Being able to measure and analyze the impact of technical SEO improvements against wider business metrics has never been so important.
SEOs today need to prove their work leads to greater revenue and business improvement in order to fully understand the value of their work and to build a stronger business case for increasing budgets, acquiring new tools, and having a bigger stake in decision-making.
DeepCrawl has now added a BigQuery connector so you can connect your crawl data to all your other data sources together to do just this.
Why use the BigQuery connector?
Our BigQuery connector will allow you to easily access all your crawl data and integrate it with many tools that you use in your day-to-day work.

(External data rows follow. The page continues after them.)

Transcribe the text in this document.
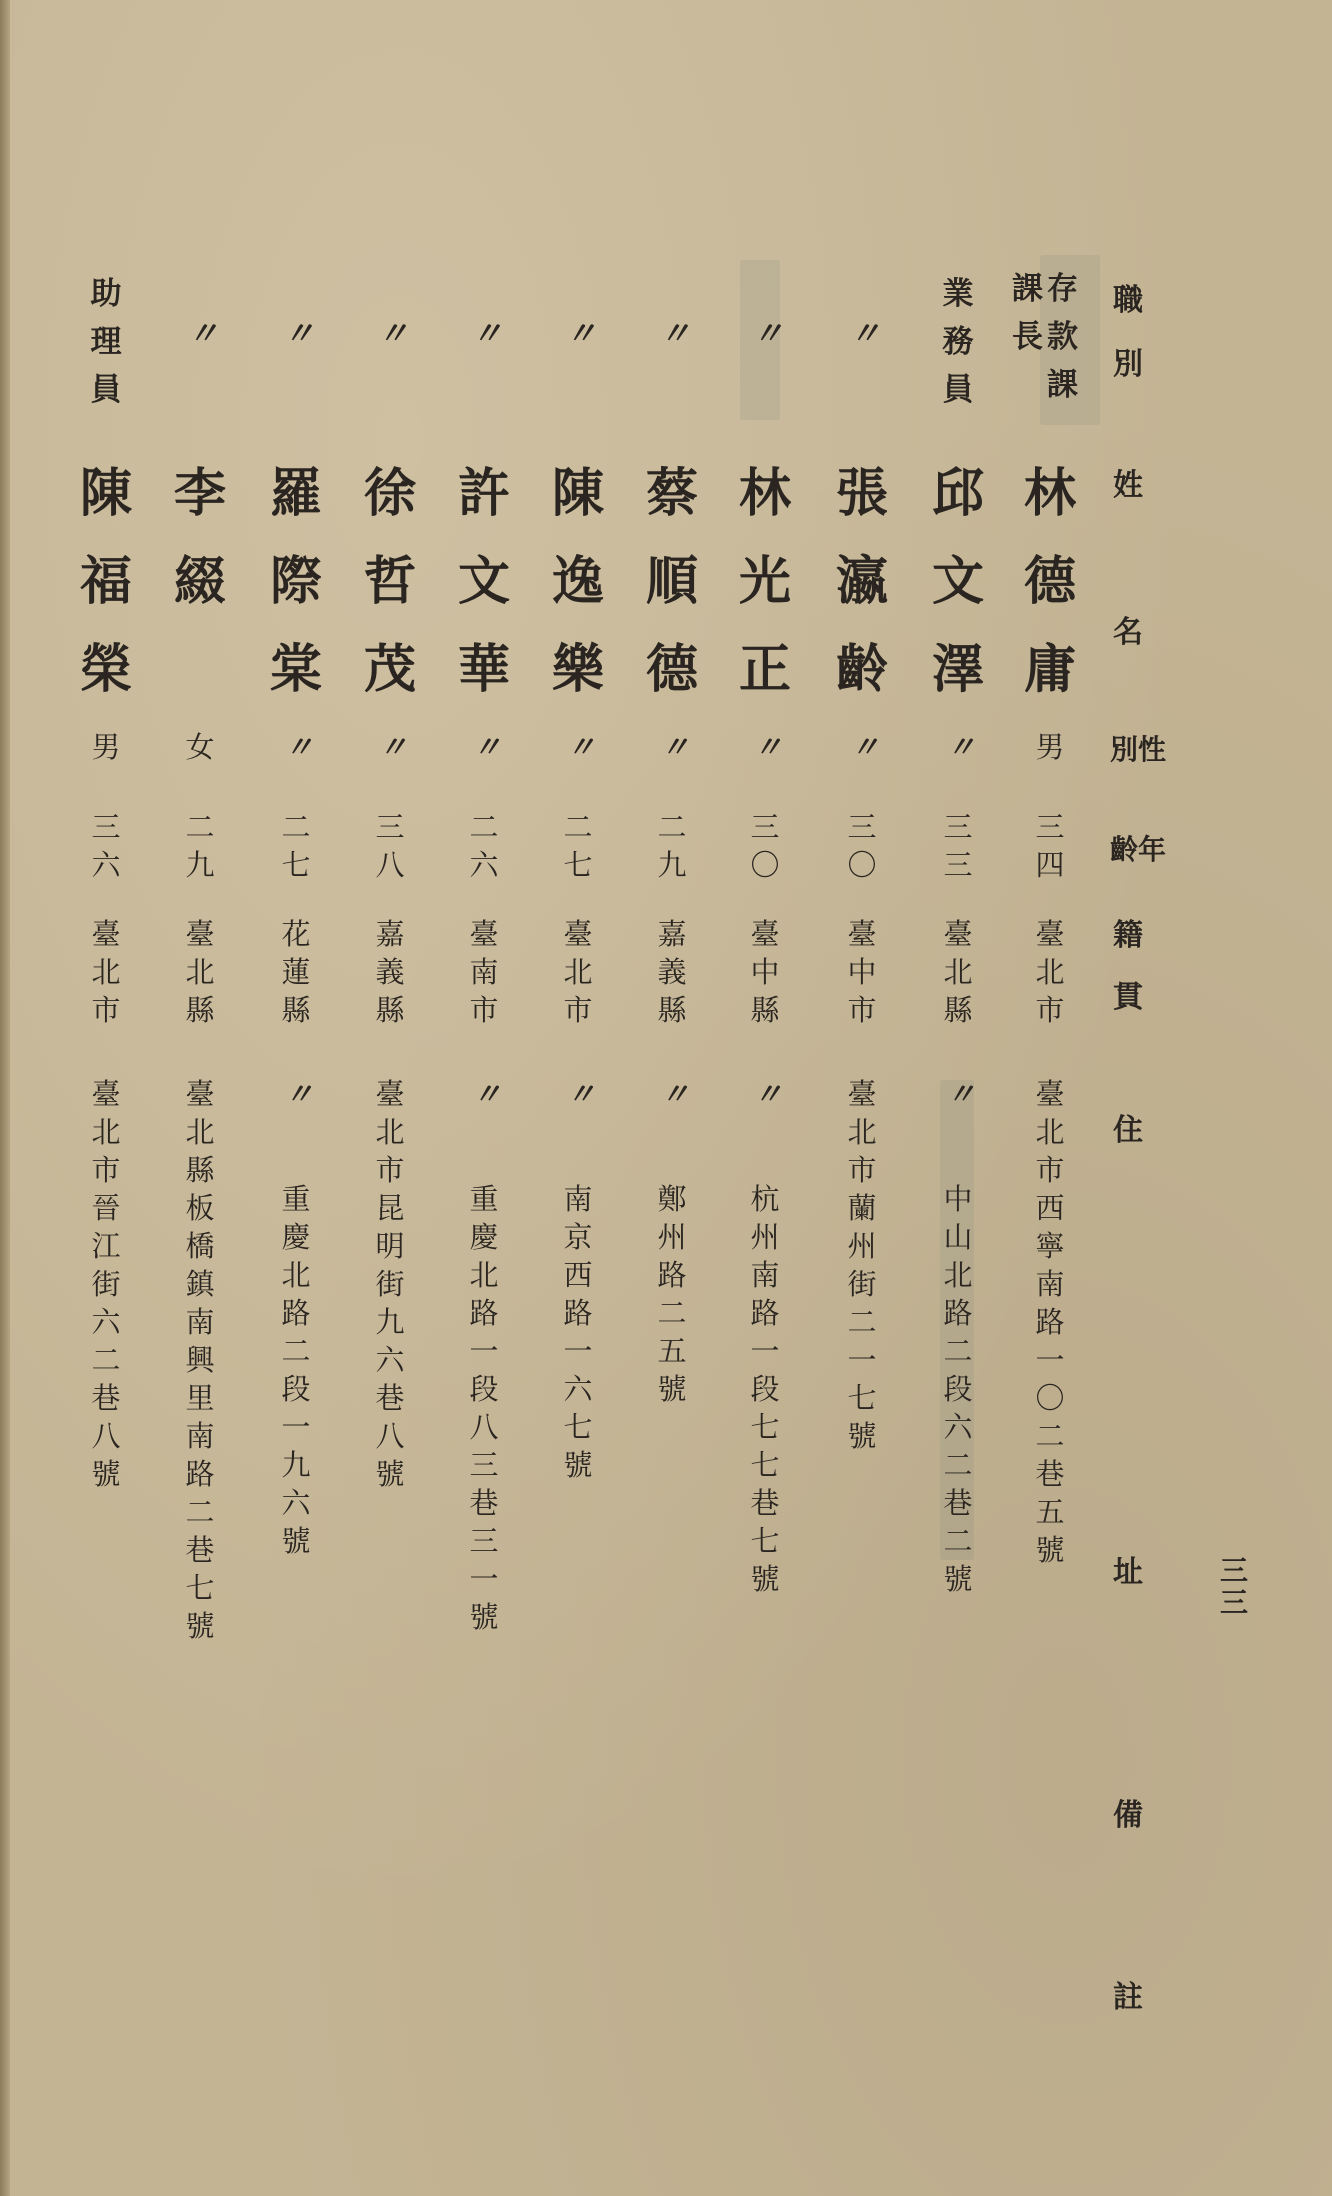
職
別
姓
名
別 性
齡 年
籍
貫
住
址
備
註
存
款
課
課
長
林
德
庸
男
三
四
臺
北
市
臺
北
市
西
寧
南
路
一
〇
二
巷
五
號
業
務
員
邱
文
澤
〃
三
三
臺
北
縣
〃
中
山
北
路
二
段
六
二
巷
二
號
〃
張
瀛
齡
〃
三
〇
臺
中
市
臺
北
市
蘭
州
街
二
一
七
號
〃
林
光
正
〃
三
〇
臺
中
縣
〃
杭
州
南
路
一
段
七
七
巷
七
號
〃
蔡
順
德
〃
二
九
嘉
義
縣
〃
鄭
州
路
二
五
號
〃
陳
逸
樂
〃
二
七
臺
北
市
〃
南
京
西
路
一
六
七
號
〃
許
文
華
〃
二
六
臺
南
市
〃
重
慶
北
路
一
段
八
三
巷
三
一
號
〃
徐
哲
茂
〃
三
八
嘉
義
縣
臺
北
市
昆
明
街
九
六
巷
八
號
〃
羅
際
棠
〃
二
七
花
蓮
縣
〃
重
慶
北
路
二
段
一
九
六
號
〃
李
綴
女
二
九
臺
北
縣
臺
北
縣
板
橋
鎮
南
興
里
南
路
二
巷
七
號
助
理
員
陳
福
榮
男
三
六
臺
北
市
臺
北
市
晉
江
街
六
二
巷
八
號
三三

Historically, the only way for users to get all URL data about a crawl was to generate a CSV, download it, decompress it, and parse it. As our CSVs are not made for programmatic use, any update we do to the CSV data or format tends to break user-built integrations.

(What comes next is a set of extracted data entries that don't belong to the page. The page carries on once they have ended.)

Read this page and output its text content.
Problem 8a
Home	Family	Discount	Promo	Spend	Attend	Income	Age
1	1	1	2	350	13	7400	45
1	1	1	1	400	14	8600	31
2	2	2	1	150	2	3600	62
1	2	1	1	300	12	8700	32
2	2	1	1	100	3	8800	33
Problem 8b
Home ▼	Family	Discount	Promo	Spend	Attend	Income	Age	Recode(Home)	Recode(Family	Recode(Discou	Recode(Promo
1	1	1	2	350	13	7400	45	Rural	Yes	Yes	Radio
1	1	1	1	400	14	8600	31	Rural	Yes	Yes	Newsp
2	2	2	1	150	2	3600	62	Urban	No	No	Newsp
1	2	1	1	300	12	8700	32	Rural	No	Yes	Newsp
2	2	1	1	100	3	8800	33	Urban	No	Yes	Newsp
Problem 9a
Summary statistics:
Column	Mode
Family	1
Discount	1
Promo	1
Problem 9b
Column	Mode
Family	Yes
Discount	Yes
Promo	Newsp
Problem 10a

BigQuery availability gives users access to all data with a powerful SQL querying interface. If users are able to install the BigQuery ODBC driver in their environment, they will be able to query BigQuery as if it was any other SQL database. Developers can also utilize Google SDKs to quickly test/deploy apps without writing much code
Many businesses will not load their commercially sensitive data into DeepCrawl (i.e. traffic, sales, etc). If they have their business data in a BQ (or any SQL db), they should be able to merge their business data with DC data in BQ and analyze it for problems there.
When BigQuery is enabled for a project, we will automatically import all new crawls to a dataset that is shared with you.
Each DeepCrawl project is a BigQuery dataset which uses its ID as its name (such as project_123456), each crawl is a table inside this dataset – each table is named crawl_urls_[DATE]-[crawl ID] such as ‘crawl_urls_20201225_654321.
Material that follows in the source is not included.